It is described as a novel, a work of fiction, but it seems to be a biography of Albert Einstein. It even has actual photos included! The only fictional element seems to be Mimi Beaufort, a 17-year-old girl who accidentally dials Einstein’s phone number.
The book opens promisingly. Mimi misdials and ends up reaching Einstein on the day of his 75th birthday. They chat very briefly and end with promises to talk again. The first chapter even has touches of humour: Einstein tells his secretary, “’When a man sits with a pretty girl for an hour, it seems like a minute. But let him sit on a hot stove for a minute and it’s longer than any hour. That’s relativity.’” This beginning suggests I can expect to read what the publisher described: “From their first conversation Mimi Beaufort had a profound effect on Einstein and brought him, in his final years, back to life. In turn he let her into his world.” A “riotous, charming and moving novel” is promised, but what the reader gets is a poorly-written biography of the famous scientist. The reader has to plow through 75% of the book before Mimi actually shows up again! And since Mimi supposedly speaks to Einstein on March 14, 1954, and Einstein died 13 months later, on April 17, 1955, how can Mimi have had a profound influence on his final years?

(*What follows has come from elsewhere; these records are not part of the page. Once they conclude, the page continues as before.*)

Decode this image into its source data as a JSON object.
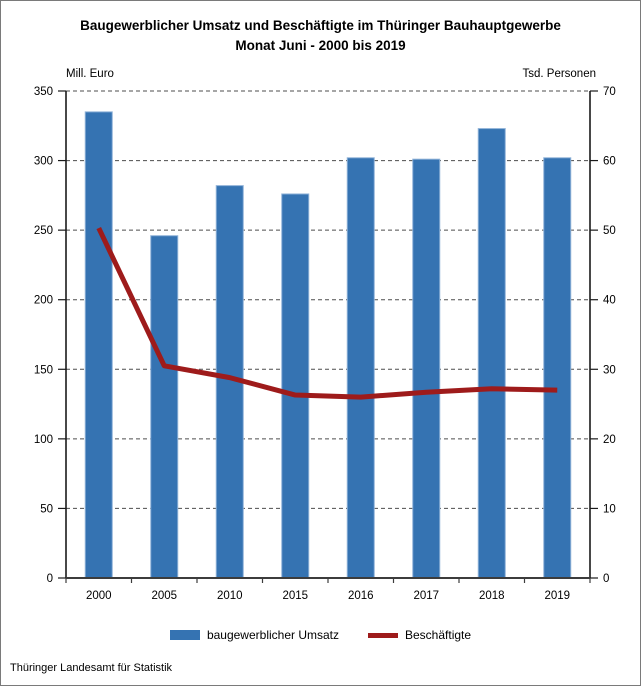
{
  "footer": {
    "source": "Thüringer Landesamt für Statistik"
  },
  "chart_data": {
    "type": "bar",
    "title": "Baugewerblicher Umsatz und Beschäftigte im Thüringer Bauhauptgewerbe",
    "subtitle": "Monat Juni - 2000 bis 2019",
    "categories": [
      "2000",
      "2005",
      "2010",
      "2015",
      "2016",
      "2017",
      "2018",
      "2019"
    ],
    "series": [
      {
        "name": "baugewerblicher Umsatz",
        "type": "bar",
        "axis": "left",
        "unit": "Mill. Euro",
        "color": "#3573b2",
        "values": [
          335,
          246,
          282,
          276,
          302,
          301,
          323,
          302
        ]
      },
      {
        "name": "Beschäftigte",
        "type": "line",
        "axis": "right",
        "unit": "Tsd. Personen",
        "color": "#9e1b1b",
        "values": [
          50.3,
          30.5,
          28.8,
          26.3,
          26.0,
          26.7,
          27.2,
          27.0
        ]
      }
    ],
    "left_axis": {
      "label": "Mill. Euro",
      "min": 0,
      "max": 350,
      "step": 50
    },
    "right_axis": {
      "label": "Tsd. Personen",
      "min": 0,
      "max": 70,
      "step": 10
    },
    "grid": "horizontal dashed",
    "legend_position": "bottom"
  }
}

Even if this were a biography, it has so many unnecessary details. When Albert moves, we are told, “The three-room apartment is at Wittelsbacherstraße 13 in a well-to-do neighbourhood near Fehrbelliner Platz. He has a telephone number, Berlin 2807.” When Albert takes trips on the lake in Zürich, the reader gets the ship's provenance: “The family takes trips on the paddle-steamer Stadt Rapperswil, built by Escher, Wyss & C. for the Zürich-Schifffahrtsgesellchaft.” When Einstein encounters any fellow scientist, that person’s accomplishments are enumerated: “Lorentz shared the 1902 Nobel Prize with his fellow Dutchman Pieter Zeeman for the discovery of the Zeeman effect: ‘in recognition of the extraordinary service they rendered by their researches into the influence of magnetism upon radiation phenomena’.” We are informed that Archduke Franz Ferdinand was assassinated with a “blowback-operated, semi-automatic FN Model 1910 Browning pistol, manufactured by Fabrique Nationale in Belgium.” This is essential information in a biography of Einstein? We are given the list of Albert and Elsa’s shopping: “red cabbage, goat fat and kippered herring. Bottles of essence of lily of the valley.” Then there are geography lessons: “Albert lectures in Sendal, northeast of Tokyo on Honshu island; in Nikko, in the mountains north of Tokyo; in Nagoya, in the Chūbu region; in Kyoto, and in Fukuoka on the northern shore of Japan’s Kyushu island.” And do we really need to know that Elsa rummages in her handbag “for her phials of aromatic perfumes: Aventure, with its notes of cedar wood, amber and pink pepper, Linde Berlin, which evokes Berlin’s famously fragrant linden trees, and Violet, based on a perfume created for Marlene Dietrich” ? This type of extraneous detail is found throughout and to say it becomes tedious is an understatement.
The style is very disjointed. Sentences are strung together without connection: “The 16,500-ton Red Star Line’s SS Westernland sails from Antwerp with Elsa and Helen Dukas aboard. An unmarked police car deposits Albert on the Southampton quayside . . . ” Try to make sense of these consecutive sentences: “In the summer they take a holiday on Saranac Lake in the Adirondack Mountains. The doctor administers morphine. Else tries to knit a scarf.” And then there is needless repetition. The information that “Mimi and Isabella might dream of studying at the Royal Academy of Music in London. Unfortunately there are insufficient funds to enable them to do so” is followed by “They’ve learned that there are no funds available to meet the Royal Academy of Music’s tuition fees, travel and accommodation expenses.”
At times, things that are mentioned make no sense. Einstein suffers from “violent diarrhoea” but is told to drink water and to exercise “to stimulate his bowel movements”? The passage of time is not clearly delineated so confusion results. For example, the reader is told that “Mileva suffers a nervous breakdown and is confined in the Zürich Theodosianum Parkseite Klinik.” Three sentences later, we are told that “Mileva and Tete are confined in the Bethanien Klinik in Zürich – Mileva with chronic nerve pressure on her spine.”
As I stated at the beginning, I’m not certain what this book is trying to be. In actuality it seems like an unrevised rough draft. According to promotional material for the book, Ian McEwan has stated that R. J. Gadney, “has conjured, with an accomplished novelist's art, a strange and luminous fiction, a literary gem.” I’m a great admirer of Ian McEwan’s writing, but he and I definitely disagree about the quality of this book.
Note: I received a digital galley from the publisher via NetGalley.